I am not arguing that returning to a state-led development model would be in and of itself any kind of panacea, without the full and democratic participation of workers. And it would take a different essay to talk about the current debates over “extractive” development, climate change, indigenous people’s land rights, and related issues.

But the fact remains that state-led development has a record of lifting large numbers of people out of poverty.

“Successful” feminist interventions, then, have ended up giving wealthy countries and international agencies like the United Nations a way to obscure this historical reality by pointing to women as the key to economic development. For example, UN chief Kofi Annan, in a speech marking the sixtieth anniversary of the UN Commission on the Status of Women, stated, “Study after study has taught us that no other policy is as likely to raise economic productivity, or to reduce infant and maternal mortality.”

It is gratifying for feminist activists that the former UN secretary-general recognizes the importance of supporting women and girls around the world. But his statement is deeply misleading.

The international financial institutions and the wealthy countries have created the myth that helping individual women, one by one, is going to eliminate poverty, disease, and malnutrition. Referring to women and girls as the key to development is a sleight of hand, a way to turn the gaze of policymakers, activists, and working people away from the vicious actions of groups like the troika of “institutions” (the European Union, the International Monetary Fund, and the European Central Bank) that are seeking to crucify Greece and the Syriza government in the name of the financial interests of banks, bondholders, and the rich lending countries.

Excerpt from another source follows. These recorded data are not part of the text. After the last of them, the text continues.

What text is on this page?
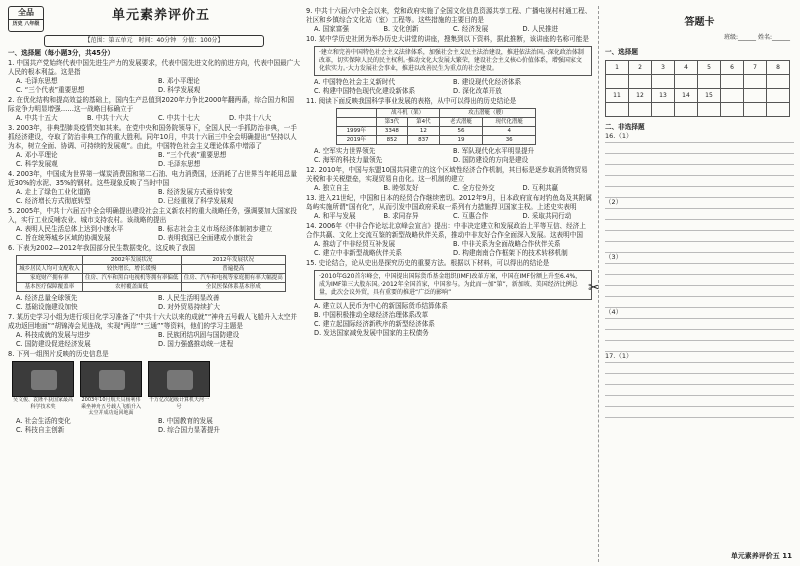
全品
历史 八年级
单元素养评价五
【范围：第五单元　时间：40分钟　分值：100分】
一、选择题（每小题3分，共45分）
1. 中国共产党始终代表中国先进生产力的发展要求，代表中国先进文化的前进方向，代表中国最广大人民的根本利益。这是指
A. 毛泽东思想	B. 邓小平理论
C. “三个代表”重要思想	D. 科学发展观
2. 在优化结构和提高效益的基础上，国内生产总值到2020年力争比2000年翻两番，综合国力和国际竞争力明显增强……这一战略目标确立于
A. 中共十五大	B. 中共十六大	C. 中共十七大	D. 中共十八大
3. 2003年，非典型肺炎疫情突如其来。在党中央和国务院领导下，全国人民一手抓防治非典，一手抓经济建设，夺取了防治非典工作的重大胜利。同年10月，中共十六届三中全会明确提出“坚持以人为本，树立全面、协调、可持续的发展观”。由此，中国特色社会主义理论体系中增添了
A. 邓小平理论	B. “三个代表”重要思想
C. 科学发展观	D. 毛泽东思想
4. 2003年，中国成为世界第一煤炭消费国和第二石油、电力消费国，还消耗了占世界当年耗用总量近30%的水泥、35%的钢材。这些现象反映了当时中国
A. 走上了绿色工业化道路	B. 经济发展方式亟待转变
C. 经济增长方式彻底转型	D. 已经重视了科学发展观
5. 2005年，中共十六届五中全会明确提出建设社会主义新农村的重大战略任务，强调要加大国家投入，实行工业反哺农业、城市支持农村。该战略的提出
A. 表明人民生活总体上达到小康水平	B. 标志社会主义市场经济体制初步建立
C. 旨在统筹城乡区域的协调发展	D. 表明我国已全面建成小康社会
6. 下表为2002—2012年我国部分民生数据变化，这反映了我国
	2002年发展状况	2012年发展状况
城乡居民人均可支配收入	较快增长，增长缓慢	普遍提高
家庭财产拥有率	住房、汽车和黑白电视机等拥有率偏低	住房、汽车和电视等家庭拥有率大幅提高
基本医疗保障覆盖率	农村覆盖面低	全民医保体系基本形成
A. 经济总量全球领先	B. 人民生活明显改善
C. 基础设施建设加快	D. 对外贸易持续扩大
7. 某历史学习小组为进行项目化学习准备了“中共十六大以来的成就”“神舟五号载人飞船升入太空并成功返回地面”“胡锦涛会见连战，实现“两岸”“三通””等资料，他们的学习主题是
A. 科技成就的发展与进步	B. 民族团结巩固与国防建设
C. 国防建设促进经济发展	D. 国力强盛推动统一进程
8. 下列一组图片反映的历史信息是
吴文俊、袁隆平获国家最高科学技术奖
2003年10月航天员杨利伟乘坐神舟五号载人飞船升入太空并成功返回地面
千万亿次超级计算机天河一号
A. 社会生活的变化	B. 中国教育的发展
C. 科技自主创新	D. 综合国力显著提升
9. 中共十六届六中全会以来，党和政府实施了全国文化信息资源共享工程、广播电视村村通工程、社区和乡镇综合文化站（室）工程等。这些措施的主要目的是
A. 国家富强	B. 文化创新	C. 经济发展	D. 人民推进
10. 某中学历史社团为举办历史大讲堂的讲座，搜集到以下资料，据此推断，该讲座的名称可能是
·建立和完善中国特色社会主义法律体系，加强社会主义民主法治建设，推进依法治国。·深化政治体制改革，切实保障人民的民主权利。·推动文化大发展大繁荣，建设社会主义核心价值体系，增强国家文化软实力。·大力发展社会事业，推进以改善民生为重点的社会建设。
A. 中国特色社会主义新时代	B. 建设现代化经济体系
C. 构建中国特色现代化建设新体系	D. 深化改革开放
11. 阅读下面反映我国科学事业发展的表格，从中可以得出的历史结论是
	战斗机（架）		攻击潜艇（艘）	
	第3代	第4代	老式潜艇	现代化潜艇
1999年	3348	12	56	4
2019年	852	837	19	36
A. 空军实力世界领先	B. 军队现代化水平明显提升
C. 海军的科技力量领先	D. 国防建设的方向是建设
12. 2010年，中国与东盟10国共同建立的这个区域性经济合作机制，其目标是逐步取消货物贸易关税和非关税壁垒，实现贸易自由化。这一机制的建立
A. 独立自主	B. 睦邻友好	C. 全方位外交	D. 互利共赢
13. 进入21世纪，中国和日本的经贸合作继续密切。2012年9月，日本政府宣布对钓鱼岛及其附属岛屿实施所谓“国有化”，从而引发中国政府采取一系列有力措施捍卫国家主权。上述史实表明
A. 和平与发展	B. 求同存异	C. 互惠合作	D. 采取共同行动
14. 2006年《中非合作论坛北京峰会宣言》提出：中非决定建立和发展政治上平等互信、经济上合作共赢、文化上交流互鉴的新型战略伙伴关系，推动中非友好合作全面深入发展。这表明中国
A. 推动了中非经贸互补发展	B. 中非关系为全面战略合作伙伴关系
C. 建立中非新型战略伙伴关系	D. 构建南南合作框架下的技术转移机制
15. 史论结合，论从史出是探究历史的重要方法。根据以下材料，可以得出的结论是
·2010年G20首尔峰会，中国提出国际货币基金组织(IMF)改革方案，中国在IMF份额上升至6.4%，成为IMF第三大股东国。·2012年全国首家，中国参与。为此而一加“第”，新加坡、美国经济比例总量，此次会议外贸，具有重要的推进“广泛的影响”
A. 建立以人民币为中心的新国际货币结算体系
B. 中国积极推动全球经济治理体系改革
C. 建立起国际经济新秩序的新型经济体系
D. 发达国家减免发展中国家的主权债务
✂
答题卡
班级:______ 姓名:______
一、选择题
1	2	3	4	5	6	7	8

11	12	13	14	15			

二、非选择题
16.（1）
（2）
（3）
（4）
17.（1）
单元素养评价五 11
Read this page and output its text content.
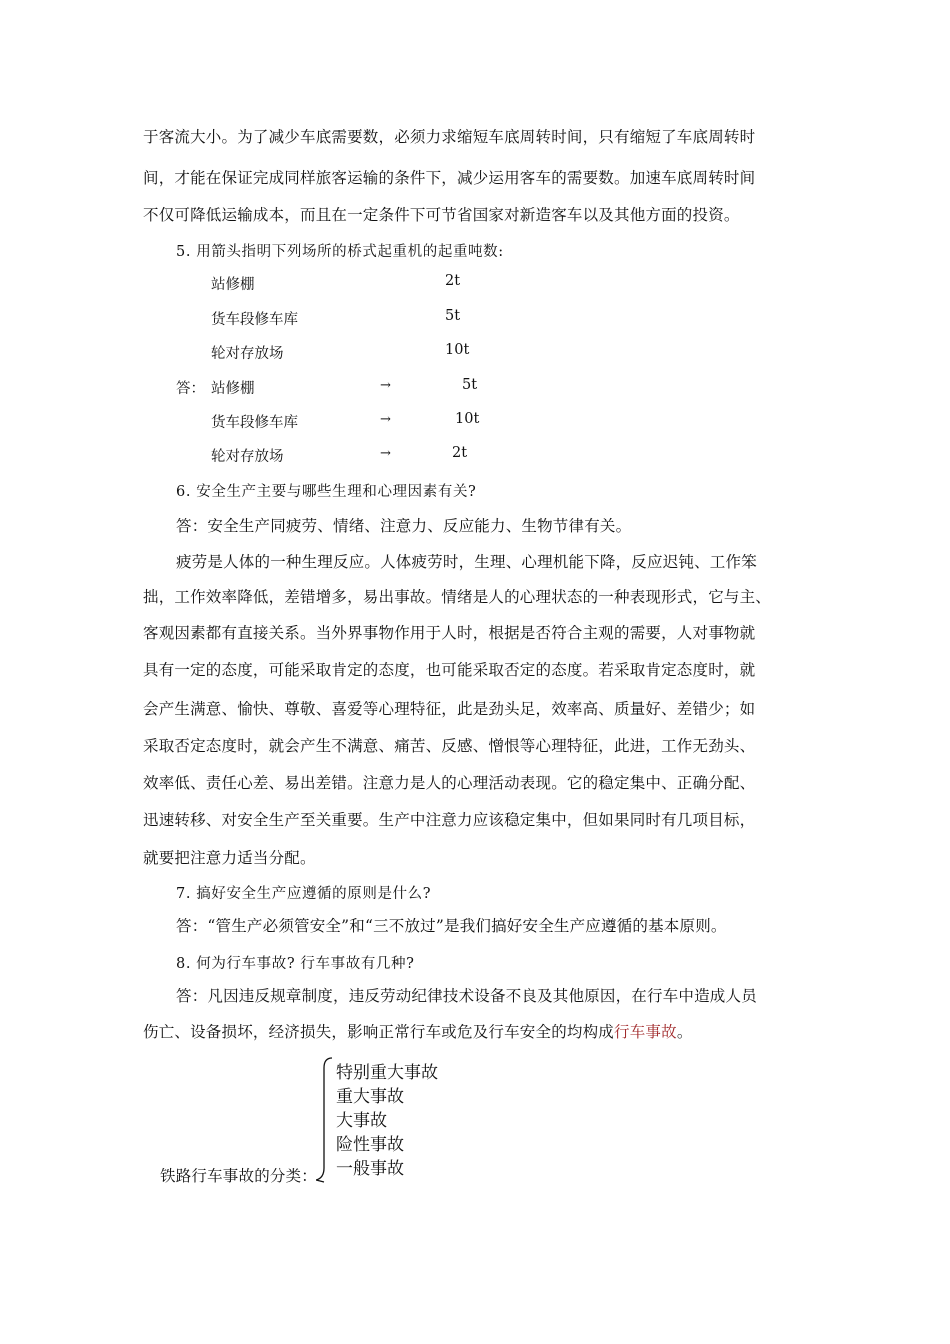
于客流大小。为了减少车底需要数，必须力求缩短车底周转时间，只有缩短了车底周转时
间，才能在保证完成同样旅客运输的条件下，减少运用客车的需要数。加速车底周转时间
不仅可降低运输成本，而且在一定条件下可节省国家对新造客车以及其他方面的投资。
5. 用箭头指明下列场所的桥式起重机的起重吨数:
站修棚	2t
货车段修车库	5t
轮对存放场	10t
答： 站修棚	→	5t
货车段修车库	→	10t
轮对存放场	→	2t
6. 安全生产主要与哪些生理和心理因素有关?
答：安全生产同疲劳、情绪、注意力、反应能力、生物节律有关。
疲劳是人体的一种生理反应。人体疲劳时，生理、心理机能下降，反应迟钝、工作笨
拙，工作效率降低，差错增多，易出事故。情绪是人的心理状态的一种表现形式，它与主、
客观因素都有直接关系。当外界事物作用于人时，根据是否符合主观的需要，人对事物就
具有一定的态度，可能采取肯定的态度，也可能采取否定的态度。若采取肯定态度时，就
会产生满意、愉快、尊敬、喜爱等心理特征，此是劲头足，效率高、质量好、差错少；如
采取否定态度时，就会产生不满意、痛苦、反感、憎恨等心理特征，此进，工作无劲头、
效率低、责任心差、易出差错。注意力是人的心理活动表现。它的稳定集中、正确分配、
迅速转移、对安全生产至关重要。生产中注意力应该稳定集中，但如果同时有几项目标，
就要把注意力适当分配。
7. 搞好安全生产应遵循的原则是什么?
答：“管生产必须管安全”和“三不放过”是我们搞好安全生产应遵循的基本原则。
8. 何为行车事故? 行车事故有几种?
答：凡因违反规章制度，违反劳动纪律技术设备不良及其他原因，在行车中造成人员
伤亡、设备损坏，经济损失，影响正常行车或危及行车安全的均构成行车事故。
铁路行车事故的分类：
特别重大事故
重大事故
大事故
险性事故
一般事故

Of course it is crucial that women and girls everywhere receive education, training, reproductive rights, affordable health care, control over their own decisions about work and marriage, and control over their own sexuality. But these fundamental tenets of feminism cannot be achieved by helping women one by one, in a context where the entire society is being ravaged by austerity and the market fundamentalism of neoliberal policies.